Het oude regime

De Franse Revolutie begon omdat veel mensen in Frankrijk boos en ontevreden waren over hoe het land werd bestuurd. De koning, Lodewijk XVI, had veel schulden van eerdere koningen geërfd en gaf zelf ook nog veel geld uit. Zijn vrouw, Marie-Antoinette, kreeg ook kritiek, omdat mensen vonden dat zij te luxe leefde en te veel geld verspilde.

Frankrijk was toen verdeeld in drie groepen, die "standen" werden genoemd.

De eerste stand was de geestelijkheid, zoals priesters. Zij hoefden bijna geen belasting te betalen.

De tweede stand was de adel, mensen met titels zoals graven en hertogen. Ook zij betaalden weinig belasting.
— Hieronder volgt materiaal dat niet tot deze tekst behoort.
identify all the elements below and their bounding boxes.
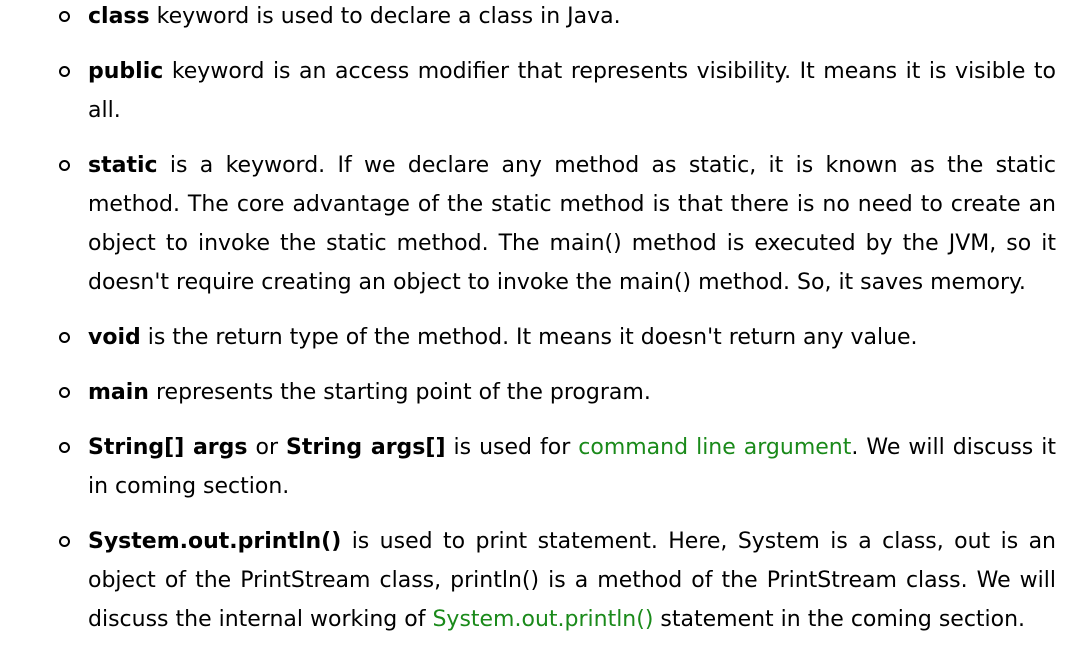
circle-bullet-icon: [56, 428, 72, 467]
body-text: is used for: [445, 435, 579, 460]
list-item: public keyword is an access modifier tha…: [0, 52, 1082, 130]
keyword-bold: System.out.println(): [88, 529, 342, 554]
keyword-bold: void: [88, 325, 141, 350]
body-text: represents the starting point of the pro…: [148, 380, 651, 405]
body-text: is the return type of the method. It mea…: [140, 325, 918, 350]
circle-bullet-icon: [56, 0, 72, 36]
list-item: void is the return type of the method. I…: [0, 318, 1082, 357]
list-item: String[] args or String args[] is used f…: [0, 428, 1082, 506]
bullet-list: class keyword is used to declare a class…: [0, 0, 1082, 655]
body-text: is a keyword. If we declare any method a…: [88, 153, 1056, 295]
keyword-bold: class: [88, 4, 150, 29]
list-item: class keyword is used to declare a class…: [0, 0, 1082, 36]
document-page: class keyword is used to declare a class…: [0, 0, 1082, 632]
circle-bullet-icon: [56, 373, 72, 412]
circle-bullet-icon: [56, 52, 72, 91]
circle-bullet-icon: [56, 146, 72, 185]
keyword-bold: public: [88, 59, 164, 84]
circle-bullet-icon: [56, 522, 72, 561]
keyword-bold: String args[]: [286, 435, 446, 460]
body-text: keyword is used to declare a class in Ja…: [149, 4, 621, 29]
system-out-println-link[interactable]: System.out.println(): [432, 607, 653, 632]
body-text: or: [247, 435, 287, 460]
command-line-argument-link[interactable]: command line argument: [578, 435, 851, 460]
keyword-bold: main: [88, 380, 149, 405]
list-item: main represents the starting point of th…: [0, 373, 1082, 412]
list-item: static is a keyword. If we declare any m…: [0, 146, 1082, 302]
keyword-bold: String[] args: [88, 435, 248, 460]
body-text: statement in the coming section.: [653, 607, 1026, 632]
body-text: keyword is an access modifier that repre…: [88, 59, 1056, 123]
keyword-bold: static: [88, 153, 158, 178]
list-item: System.out.println() is used to print st…: [0, 522, 1082, 639]
circle-bullet-icon: [56, 318, 72, 357]
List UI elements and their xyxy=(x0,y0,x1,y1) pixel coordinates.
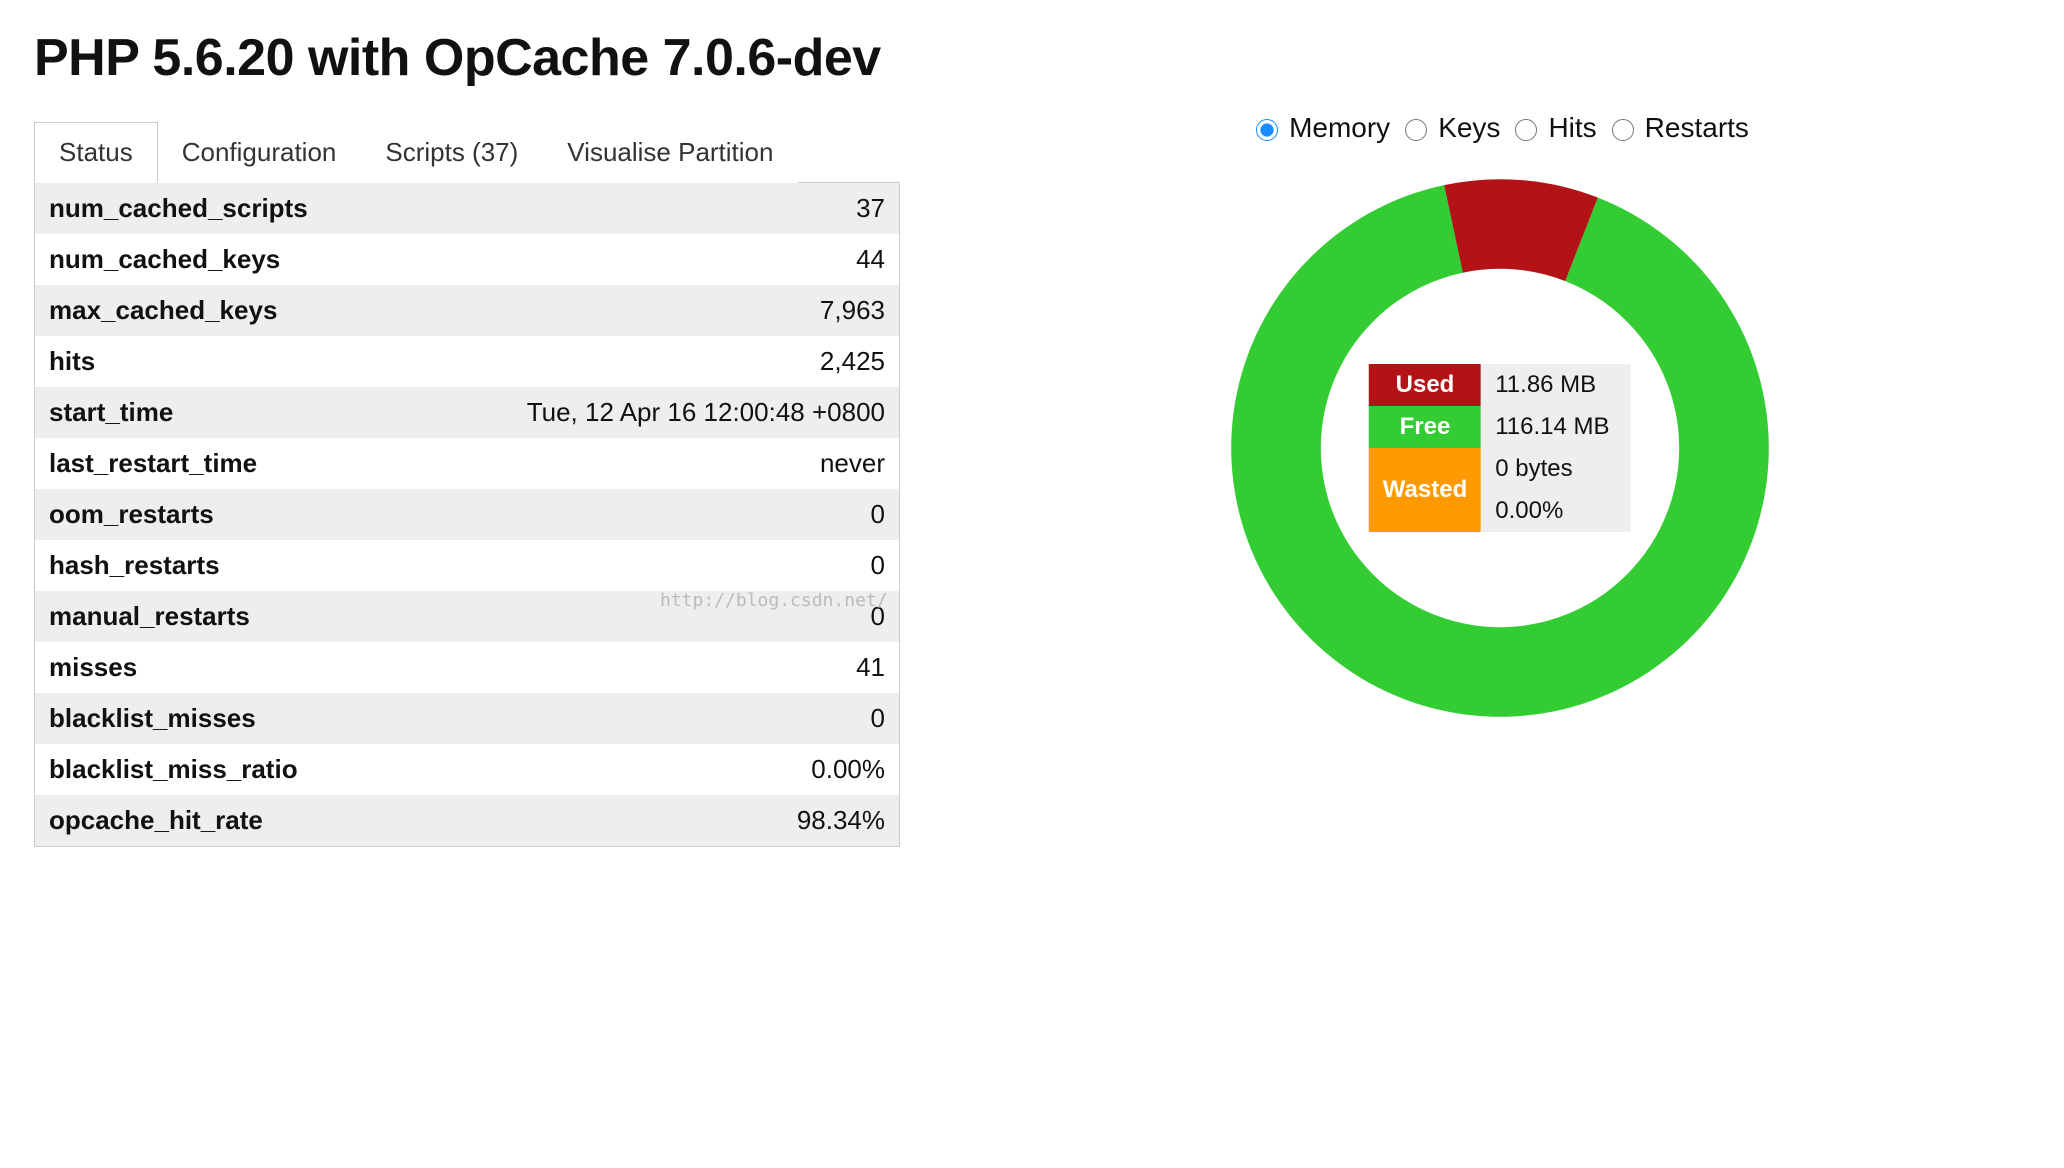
table-row: last_restart_timenever xyxy=(35,438,899,489)
status-table: num_cached_scripts37num_cached_keys44max… xyxy=(35,183,899,846)
legend-used-swatch: Used xyxy=(1369,364,1481,406)
status-key: num_cached_keys xyxy=(35,234,403,285)
table-row: hash_restarts0 xyxy=(35,540,899,591)
table-row: misses41 xyxy=(35,642,899,693)
status-value: Tue, 12 Apr 16 12:00:48 +0800 xyxy=(403,387,899,438)
memory-donut-chart: Used 11.86 MB Free 116.14 MB Wasted 0 by… xyxy=(1220,168,1780,728)
status-key: oom_restarts xyxy=(35,489,403,540)
status-value: never xyxy=(403,438,899,489)
table-row: opcache_hit_rate98.34% xyxy=(35,795,899,846)
status-key: last_restart_time xyxy=(35,438,403,489)
status-key: max_cached_keys xyxy=(35,285,403,336)
tab-scripts[interactable]: Scripts (37) xyxy=(360,122,543,183)
status-key: opcache_hit_rate xyxy=(35,795,403,846)
legend-wasted-swatch: Wasted xyxy=(1369,448,1481,532)
radio-restarts-input[interactable] xyxy=(1612,119,1634,141)
status-key: hash_restarts xyxy=(35,540,403,591)
radio-hits-label: Hits xyxy=(1548,112,1596,144)
status-key: manual_restarts xyxy=(35,591,403,642)
radio-hits[interactable]: Hits xyxy=(1510,112,1596,144)
radio-keys[interactable]: Keys xyxy=(1400,112,1500,144)
tab-configuration[interactable]: Configuration xyxy=(157,122,362,183)
legend-wasted-value-pct: 0.00% xyxy=(1481,490,1631,532)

De derde stand was de rest van het volk: gewone mensen zoals boeren, maar ook rijke burgers, dokters en leraren. Zij moesten juist veel belasting betalen, terwijl ze vaak niet rijk waren.

Vooral de mensen van de derde stand vonden dit heel oneerlijk. Ze werkten het hardst, betaalden het meest, maar hadden niks te zeggen over hoe het land werd bestuurd. Zelfs slimme en rijke burgers kregen geen belangrijke banen, omdat ze niet van adel waren.

Boeren hadden het extra zwaar. Soms moesten ze wel de helft van hun oogst als belasting afgeven. Ook was er een speciale belasting op zout, de gabelle, die veel mensen heel vervelend vonden.

Omdat de koning geld tekortkwam, riep hij de Staten-Generaal bij elkaar. Dat was een grote vergadering met mensen uit alle drie de standen. Voor die vergadering mochten mensen hun klachten opschrijven in speciale boekjes. Die boekjes heetten Cahiers des Doléances. Veel mensen klaagden over de oneerlijke belastingen en wilden dat er iets zou veranderen.

De spanning in het land werd steeds groter. Steeds meer mensen waren boos over de ongelijke regels. Niet lang daarna begon de Franse Revolutie.